Seek intellectual virtues that refine your character and your resume.
That was the message psychologist and academic Barry Schwartz delivered to the Class of 2022 during Willamette’s convocation ceremony on Aug. 23.
Schwartz — a Swarthmore College professor and author of bestselling books including “Why We Work” — gave an impassioned defense of a liberal arts education. He said it arms students with the “quantitative ability, analytical acumen and expressive clarity” that can tackle big ideas, as well as a strong sense of morality.
Schwartz urged students to spend the next four years seeking and valuing the truth — in themselves and in others.
He said, “Small liberal arts institutions like this one provide the ideal environment for cultivating the kinds of virtues that will produce thoughtful, lifelong students who are good citizens and also good people.”
In his opening address, President Steve Thorsett said students have a bright future. The university will prepare them to be “engaged leaders and shapers of society” who “make the whole world” their campus. He also addressed their parents’ state of emotion.

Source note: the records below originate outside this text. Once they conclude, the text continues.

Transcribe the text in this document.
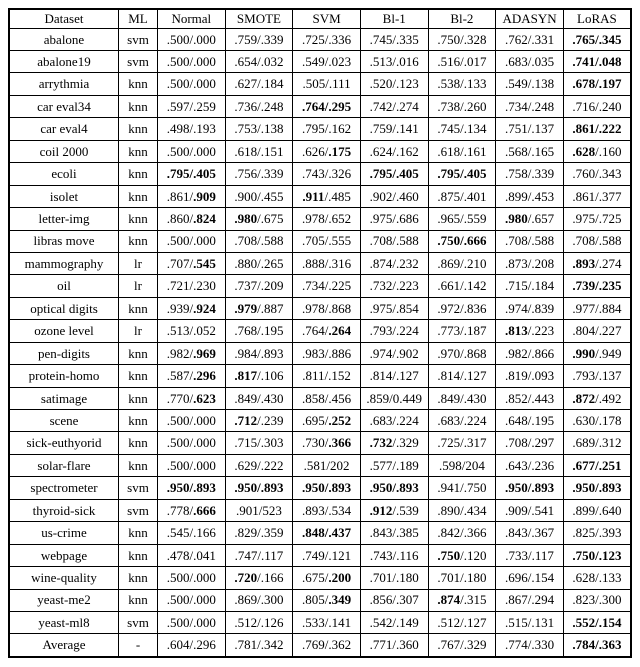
Dataset	ML	Normal	SMOTE	SVM	Bl-1	Bl-2	ADASYN	LoRAS
abalone	svm	.500/.000	.759/.339	.725/.336	.745/.335	.750/.328	.762/.331	.765/.345
abalone19	svm	.500/.000	.654/.032	.549/.023	.513/.016	.516/.017	.683/.035	.741/.048
arrythmia	knn	.500/.000	.627/.184	.505/.111	.520/.123	.538/.133	.549/.138	.678/.197
car eval34	knn	.597/.259	.736/.248	.764/.295	.742/.274	.738/.260	.734/.248	.716/.240
car eval4	knn	.498/.193	.753/.138	.795/.162	.759/.141	.745/.134	.751/.137	.861/.222
coil 2000	knn	.500/.000	.618/.151	.626/.175	.624/.162	.618/.161	.568/.165	.628/.160
ecoli	knn	.795/.405	.756/.339	.743/.326	.795/.405	.795/.405	.758/.339	.760/.343
isolet	knn	.861/.909	.900/.455	.911/.485	.902/.460	.875/.401	.899/.453	.861/.377
letter-img	knn	.860/.824	.980/.675	.978/.652	.975/.686	.965/.559	.980/.657	.975/.725
libras move	knn	.500/.000	.708/.588	.705/.555	.708/.588	.750/.666	.708/.588	.708/.588
mammography	lr	.707/.545	.880/.265	.888/.316	.874/.232	.869/.210	.873/.208	.893/.274
oil	lr	.721/.230	.737/.209	.734/.225	.732/.223	.661/.142	.715/.184	.739/.235
optical digits	knn	.939/.924	.979/.887	.978/.868	.975/.854	.972/.836	.974/.839	.977/.884
ozone level	lr	.513/.052	.768/.195	.764/.264	.793/.224	.773/.187	.813/.223	.804/.227
pen-digits	knn	.982/.969	.984/.893	.983/.886	.974/.902	.970/.868	.982/.866	.990/.949
protein-homo	knn	.587/.296	.817/.106	.811/.152	.814/.127	.814/.127	.819/.093	.793/.137
satimage	knn	.770/.623	.849/.430	.858/.456	.859/0.449	.849/.430	.852/.443	.872/.492
scene	knn	.500/.000	.712/.239	.695/.252	.683/.224	.683/.224	.648/.195	.630/.178
sick-euthyorid	knn	.500/.000	.715/.303	.730/.366	.732/.329	.725/.317	.708/.297	.689/.312
solar-flare	knn	.500/.000	.629/.222	.581/202	.577/.189	.598/204	.643/.236	.677/.251
spectrometer	svm	.950/.893	.950/.893	.950/.893	.950/.893	.941/.750	.950/.893	.950/.893
thyroid-sick	svm	.778/.666	.901/523	.893/.534	.912/.539	.890/.434	.909/.541	.899/.640
us-crime	knn	.545/.166	.829/.359	.848/.437	.843/.385	.842/.366	.843/.367	.825/.393
webpage	knn	.478/.041	.747/.117	.749/.121	.743/.116	.750/.120	.733/.117	.750/.123
wine-quality	knn	.500/.000	.720/.166	.675/.200	.701/.180	.701/.180	.696/.154	.628/.133
yeast-me2	knn	.500/.000	.869/.300	.805/.349	.856/.307	.874/.315	.867/.294	.823/.300
yeast-ml8	svm	.500/.000	.512/.126	.533/.141	.542/.149	.512/.127	.515/.131	.552/.154
Average	-	.604/.296	.781/.342	.769/.362	.771/.360	.767/.329	.774/.330	.784/.363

“This is a time of great excitement and — yes, it’s OK to admit it — great relief,” he said. “You now have our permission to grieve or to celebrate. But rest assured, any feelings of relief at this parting are totally normal, appropriate and probably totally mutual.”

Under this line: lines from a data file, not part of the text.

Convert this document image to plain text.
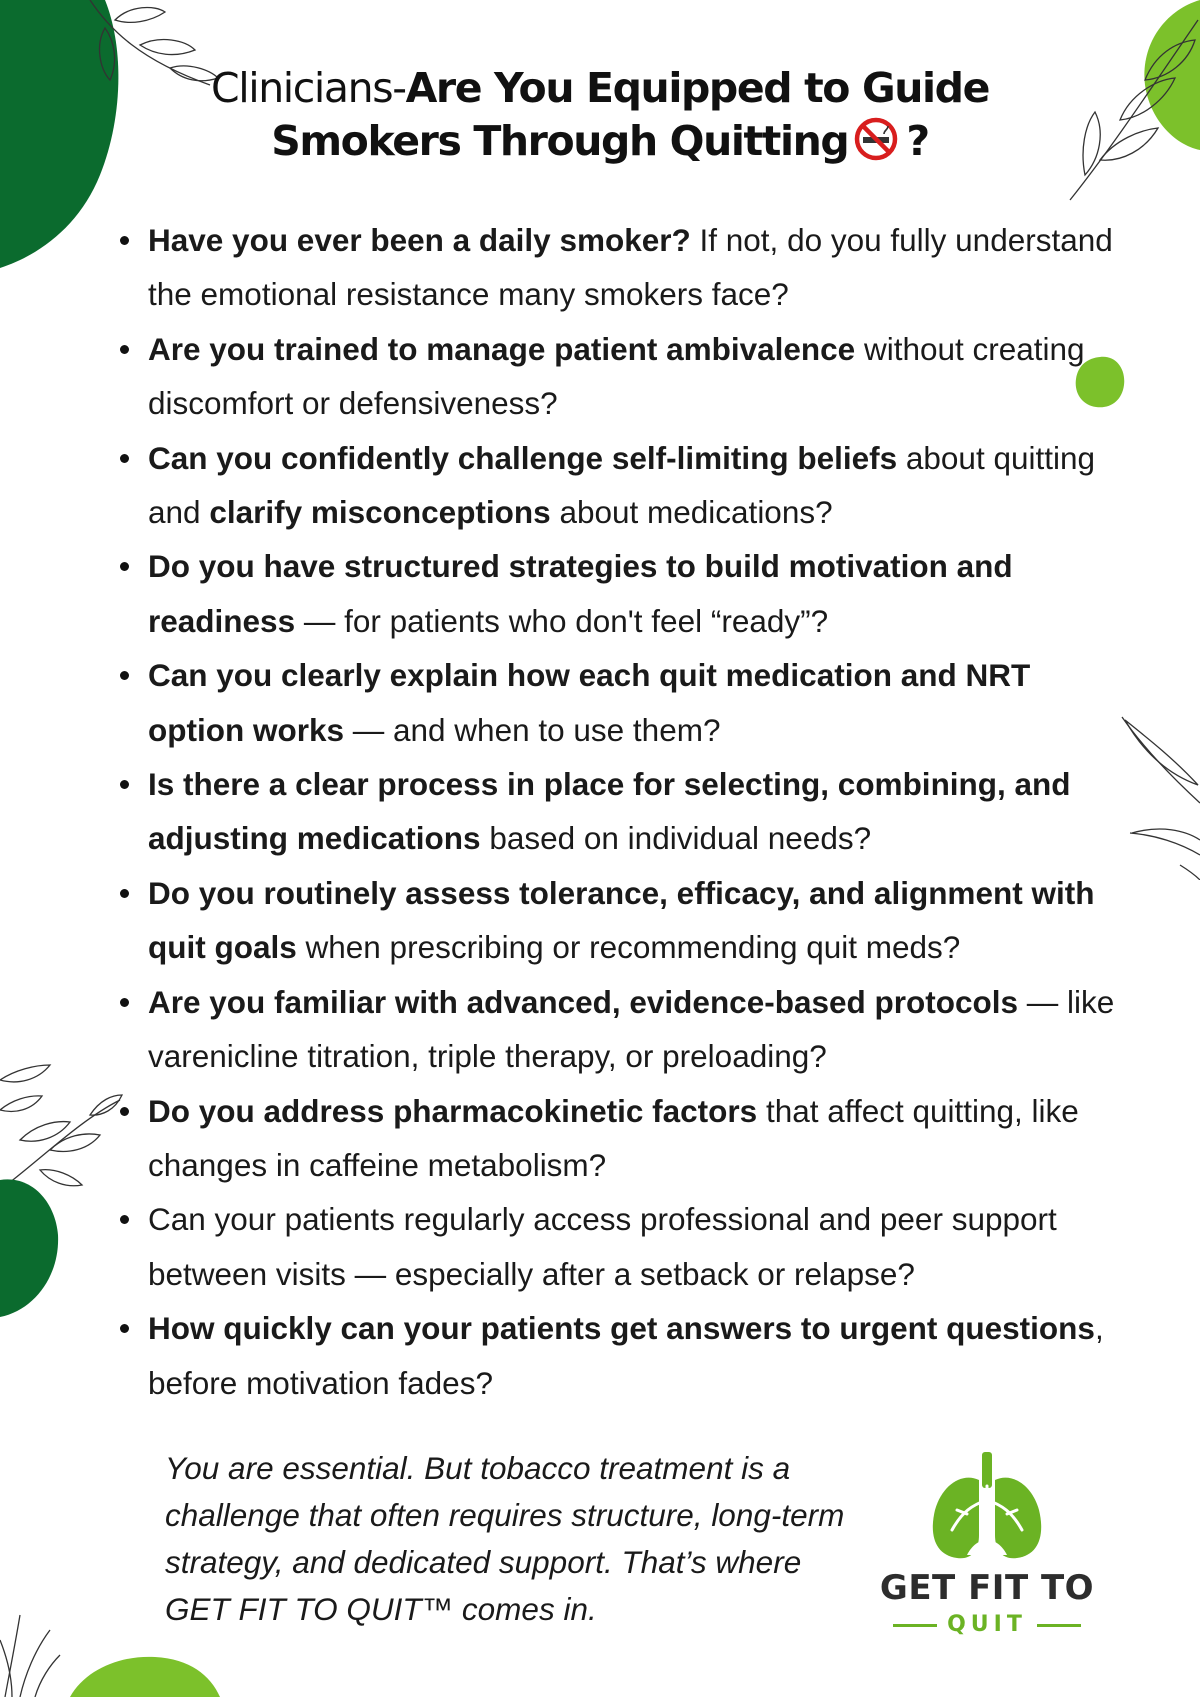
Clinicians-Are You Equipped to Guide
Smokers Through Quitting ?
Have you ever been a daily smoker? If not, do you fully understand the emotional resistance many smokers face?
Are you trained to manage patient ambivalence without creating discomfort or defensiveness?
Can you confidently challenge self-limiting beliefs about quitting and clarify misconceptions about medications?
Do you have structured strategies to build motivation and readiness — for patients who don't feel “ready”?
Can you clearly explain how each quit medication and NRT option works — and when to use them?
Is there a clear process in place for selecting, combining, and adjusting medications based on individual needs?
Do you routinely assess tolerance, efficacy, and alignment with quit goals when prescribing or recommending quit meds?
Are you familiar with advanced, evidence-based protocols — like varenicline titration, triple therapy, or preloading?
Do you address pharmacokinetic factors that affect quitting, like changes in caffeine metabolism?
Can your patients regularly access professional and peer support between visits — especially after a setback or relapse?
How quickly can your patients get answers to urgent questions, before motivation fades?
You are essential. But tobacco treatment is a challenge that often requires structure, long-term strategy, and dedicated support. That’s where GET FIT TO QUIT™ comes in.
GET FIT TO
QUIT
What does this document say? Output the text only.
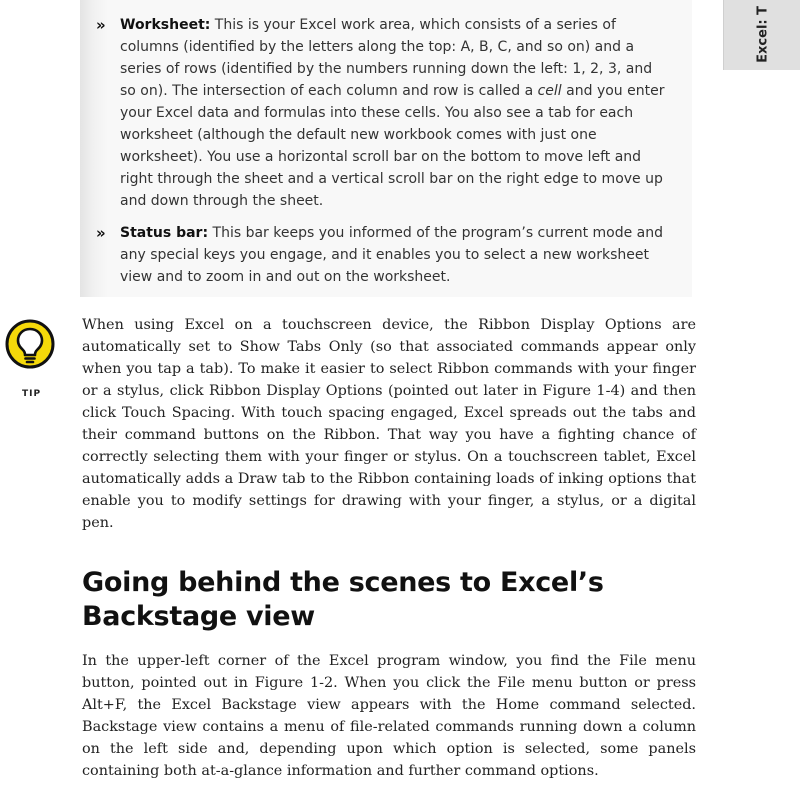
Excel: T
»	Worksheet: This is your Excel work area, which consists of a series of columns (identified by the letters along the top: A, B, C, and so on) and a series of rows (identified by the numbers running down the left: 1, 2, 3, and so on). The intersection of each column and row is called a cell and you enter your Excel data and formulas into these cells. You also see a tab for each worksheet (although the default new workbook comes with just one worksheet). You use a horizontal scroll bar on the bottom to move left and right through the sheet and a vertical scroll bar on the right edge to move up and down through the sheet.
»	Status bar: This bar keeps you informed of the program’s current mode and any special keys you engage, and it enables you to select a new worksheet view and to zoom in and out on the worksheet.
TIP
When using Excel on a touchscreen device, the Ribbon Display Options are automatically set to Show Tabs Only (so that associated commands appear only when you tap a tab). To make it easier to select Ribbon commands with your finger or a stylus, click Ribbon Display Options (pointed out later in Figure 1-4) and then click Touch Spacing. With touch spacing engaged, Excel spreads out the tabs and their command buttons on the Ribbon. That way you have a fighting chance of correctly selecting them with your finger or stylus. On a touchscreen tablet, Excel automatically adds a Draw tab to the Ribbon containing loads of inking options that enable you to modify settings for drawing with your finger, a stylus, or a digital pen.
Going behind the scenes to Excel’s Backstage view
In the upper-left corner of the Excel program window, you find the File menu button, pointed out in Figure 1-2. When you click the File menu button or press Alt+F, the Excel Backstage view appears with the Home command selected. Backstage view contains a menu of file-related commands running down a column on the left side and, depending upon which option is selected, some panels containing both at-a-glance information and further command options.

Convocation is one of the highlights of Opening Days, an exciting time for the entire Willamette community — as is evident the moment first-year students step on campus.
From the cheers of Opening Days leaders for every new student who picked up their residence halls keys to the Opening Days Kick-Off dance, the warm welcome continued throughout the week as new Bearcats got acquainted with their new home and the next chapter of their life.
“I’ve cried so much! And I had to say goodbye to my cats,” said McKenzie Potter-Moen ’22, who planned to attend theatre auditions. “But I’m excited to meet my professors and to be working in theatre.”
Move-in day can be stressful for families, but not at Willamette. At Matthews Hall, dozens of student athletes, American Studies Program students, university staff and sorority members waited curbside to help families move belongings — or any last-minute purchases from the Panhellenic Council Rummage Sale — into the residence halls.
Carrying a box into Matthews, Xavier Nix ’22, a Willamette quarterback, says he enjoyed seeing all his new peers.
He joked, “I also like seeing all the stuff they brought for their rooms so I can get ideas about what to buy for mine.”
The next day at dusk, Willamette’s newest community members gathered by the Mill Stream to mark another step in their adventure.
Following the matriculation ceremony led by Chaplain Karen Wood — who taught the members of the Class of ‘22 the Willamette motto in its original Latin — students participated in the traditional candle-lighting event. One by one, with the help of Willamette staff members and alumni, they lit their candles, placed them into the water and watched them float away — a host of flickering lights embarking on both a solitary and a communal journey into the future.